Oh yes a thousand times yes. At my current gym the 12 year old PTs do this and it drives me 120% incandescent with rage. They spend +25 minutes on squat racks and we only have two in the whole gym. They'll put their shit on the rack and then go use a bench or something else, but if you approach the rack, they're all like, "sorry mate, we're using this one." ARE YOU, YOU BUFF IDIOT, ARE YOU?

Also they will never let you - let alone invite you - to slot in with them. It's depressing to see people who should be exemplars and ambassadors of good gym behaviour acting worse than the most entitled lunkheads there. I understand they want to use up the bulk of their training hour making inane small talk so clients come back for another session, but it kills me, I tells ya.
posted by smoke at 3:23 PM on October 2, 2011 [2 favorites]

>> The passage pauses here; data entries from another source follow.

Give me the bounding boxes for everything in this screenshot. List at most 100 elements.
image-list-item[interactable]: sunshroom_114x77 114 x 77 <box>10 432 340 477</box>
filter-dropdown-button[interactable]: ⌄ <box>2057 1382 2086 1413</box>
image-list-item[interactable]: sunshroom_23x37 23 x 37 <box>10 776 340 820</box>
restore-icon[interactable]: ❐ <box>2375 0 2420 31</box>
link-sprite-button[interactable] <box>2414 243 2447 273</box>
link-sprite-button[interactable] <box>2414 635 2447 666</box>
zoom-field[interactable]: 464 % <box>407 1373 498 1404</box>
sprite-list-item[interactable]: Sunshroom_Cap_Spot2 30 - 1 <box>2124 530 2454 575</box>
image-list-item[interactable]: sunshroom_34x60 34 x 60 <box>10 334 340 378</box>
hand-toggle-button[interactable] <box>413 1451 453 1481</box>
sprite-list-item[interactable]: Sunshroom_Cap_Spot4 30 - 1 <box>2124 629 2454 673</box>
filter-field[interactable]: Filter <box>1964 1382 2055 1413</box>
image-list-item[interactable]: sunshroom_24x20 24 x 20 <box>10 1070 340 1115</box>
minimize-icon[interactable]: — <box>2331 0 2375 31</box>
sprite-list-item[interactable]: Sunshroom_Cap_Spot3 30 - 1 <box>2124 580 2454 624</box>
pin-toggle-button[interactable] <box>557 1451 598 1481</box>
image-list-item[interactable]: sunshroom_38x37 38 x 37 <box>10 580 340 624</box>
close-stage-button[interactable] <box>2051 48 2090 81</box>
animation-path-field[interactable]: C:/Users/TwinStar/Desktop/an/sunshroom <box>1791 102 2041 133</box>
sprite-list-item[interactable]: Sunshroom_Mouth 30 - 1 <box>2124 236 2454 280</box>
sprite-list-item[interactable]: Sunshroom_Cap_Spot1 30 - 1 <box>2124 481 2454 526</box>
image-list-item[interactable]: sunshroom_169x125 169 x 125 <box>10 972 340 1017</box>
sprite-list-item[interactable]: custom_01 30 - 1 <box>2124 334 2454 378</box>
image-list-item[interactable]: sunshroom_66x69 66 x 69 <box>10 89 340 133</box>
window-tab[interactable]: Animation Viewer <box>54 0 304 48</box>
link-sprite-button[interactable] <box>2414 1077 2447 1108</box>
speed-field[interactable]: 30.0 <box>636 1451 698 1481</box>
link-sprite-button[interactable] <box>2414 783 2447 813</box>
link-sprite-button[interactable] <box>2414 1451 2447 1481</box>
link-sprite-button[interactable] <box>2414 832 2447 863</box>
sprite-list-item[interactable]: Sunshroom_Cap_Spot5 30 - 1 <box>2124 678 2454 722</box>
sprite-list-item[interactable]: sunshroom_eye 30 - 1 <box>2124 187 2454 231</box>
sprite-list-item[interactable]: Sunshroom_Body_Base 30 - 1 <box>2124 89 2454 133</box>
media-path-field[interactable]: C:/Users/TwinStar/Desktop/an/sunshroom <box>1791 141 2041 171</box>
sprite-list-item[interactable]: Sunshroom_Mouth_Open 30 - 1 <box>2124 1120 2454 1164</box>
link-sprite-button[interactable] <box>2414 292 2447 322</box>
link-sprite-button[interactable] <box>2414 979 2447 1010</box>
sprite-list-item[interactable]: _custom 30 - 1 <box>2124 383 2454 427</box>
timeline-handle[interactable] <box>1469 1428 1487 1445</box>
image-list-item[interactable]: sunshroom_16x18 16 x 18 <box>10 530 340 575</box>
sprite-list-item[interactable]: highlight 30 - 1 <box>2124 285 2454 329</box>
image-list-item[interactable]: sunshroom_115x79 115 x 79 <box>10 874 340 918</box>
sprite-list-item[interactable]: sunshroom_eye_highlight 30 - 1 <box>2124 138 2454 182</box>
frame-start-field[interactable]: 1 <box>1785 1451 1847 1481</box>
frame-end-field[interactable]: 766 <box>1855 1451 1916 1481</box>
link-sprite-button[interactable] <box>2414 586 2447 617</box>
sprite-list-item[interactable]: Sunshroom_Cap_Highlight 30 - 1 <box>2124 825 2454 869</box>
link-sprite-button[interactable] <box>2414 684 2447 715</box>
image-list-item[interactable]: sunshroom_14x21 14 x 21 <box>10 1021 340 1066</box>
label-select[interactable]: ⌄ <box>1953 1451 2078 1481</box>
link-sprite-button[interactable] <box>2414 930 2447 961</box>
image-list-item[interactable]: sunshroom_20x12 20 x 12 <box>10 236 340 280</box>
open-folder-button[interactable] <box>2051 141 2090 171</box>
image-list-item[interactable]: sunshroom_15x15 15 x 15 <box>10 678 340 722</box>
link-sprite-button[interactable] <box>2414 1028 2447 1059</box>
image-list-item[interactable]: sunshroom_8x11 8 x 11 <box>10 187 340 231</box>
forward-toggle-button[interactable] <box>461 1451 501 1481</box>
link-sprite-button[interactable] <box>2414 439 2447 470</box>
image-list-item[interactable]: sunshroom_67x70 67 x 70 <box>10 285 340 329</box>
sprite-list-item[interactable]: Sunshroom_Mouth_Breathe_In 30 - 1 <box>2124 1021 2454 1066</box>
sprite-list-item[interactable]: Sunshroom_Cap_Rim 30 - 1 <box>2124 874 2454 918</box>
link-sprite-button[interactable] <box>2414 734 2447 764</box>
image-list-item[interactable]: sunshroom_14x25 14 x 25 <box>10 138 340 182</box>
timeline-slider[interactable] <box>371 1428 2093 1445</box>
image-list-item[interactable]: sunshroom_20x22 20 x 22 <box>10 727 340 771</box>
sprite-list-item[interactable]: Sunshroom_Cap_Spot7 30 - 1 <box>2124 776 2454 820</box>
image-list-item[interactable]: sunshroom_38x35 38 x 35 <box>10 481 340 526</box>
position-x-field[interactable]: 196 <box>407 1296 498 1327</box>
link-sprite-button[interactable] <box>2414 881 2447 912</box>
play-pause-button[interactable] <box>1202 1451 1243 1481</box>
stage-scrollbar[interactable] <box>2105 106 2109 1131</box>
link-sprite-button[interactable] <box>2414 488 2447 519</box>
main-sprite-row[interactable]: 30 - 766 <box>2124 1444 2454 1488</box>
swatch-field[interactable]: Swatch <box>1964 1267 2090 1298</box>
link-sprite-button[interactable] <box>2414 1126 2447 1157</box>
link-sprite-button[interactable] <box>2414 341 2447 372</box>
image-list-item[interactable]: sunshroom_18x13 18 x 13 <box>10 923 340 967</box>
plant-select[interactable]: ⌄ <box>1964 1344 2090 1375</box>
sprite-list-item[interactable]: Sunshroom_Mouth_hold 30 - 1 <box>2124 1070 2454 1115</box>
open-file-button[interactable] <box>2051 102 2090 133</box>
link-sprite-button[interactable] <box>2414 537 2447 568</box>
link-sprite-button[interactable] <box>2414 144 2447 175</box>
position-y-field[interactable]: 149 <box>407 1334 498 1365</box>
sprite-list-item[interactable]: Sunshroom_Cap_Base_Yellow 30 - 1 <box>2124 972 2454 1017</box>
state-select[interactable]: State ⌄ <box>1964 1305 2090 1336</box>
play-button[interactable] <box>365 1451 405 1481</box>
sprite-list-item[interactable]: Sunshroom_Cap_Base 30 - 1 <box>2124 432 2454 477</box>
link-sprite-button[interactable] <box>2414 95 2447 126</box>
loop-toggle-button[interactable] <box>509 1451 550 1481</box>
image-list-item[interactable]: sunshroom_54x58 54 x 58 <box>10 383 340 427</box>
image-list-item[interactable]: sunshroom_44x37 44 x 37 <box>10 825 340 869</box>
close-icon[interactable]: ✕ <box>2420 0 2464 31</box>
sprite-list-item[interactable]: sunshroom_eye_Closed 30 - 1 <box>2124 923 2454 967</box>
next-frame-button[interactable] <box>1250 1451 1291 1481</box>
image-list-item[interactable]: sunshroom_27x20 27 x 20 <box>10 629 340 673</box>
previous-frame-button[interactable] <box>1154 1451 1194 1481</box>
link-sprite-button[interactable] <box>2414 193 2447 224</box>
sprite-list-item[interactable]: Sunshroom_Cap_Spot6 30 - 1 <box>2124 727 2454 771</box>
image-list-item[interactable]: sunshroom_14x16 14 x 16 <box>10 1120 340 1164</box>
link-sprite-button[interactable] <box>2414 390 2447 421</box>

I told my trainer that I wanted to train for a sprint triathlon, and he impressed me forever by responding first Not with traditional training (although we got to it) but with prehab exercises to keep me from getting injured so that I could keep training. I'm almost 40 and have been working out for years, so I know how key injuries can be - so I was Very impressed.
posted by ldthomps at 6:35 PM on October 2, 2011


Be sure to know the right way to do all the things you show your clients. When I used to go to the gym and use the rowing ergometers for 45+ minutes at a time, I would regularly watch personal trainers demonstrate terrible, highly-likely-to-induce-injury form to their charges. I always assumed that they didn't think it mattered.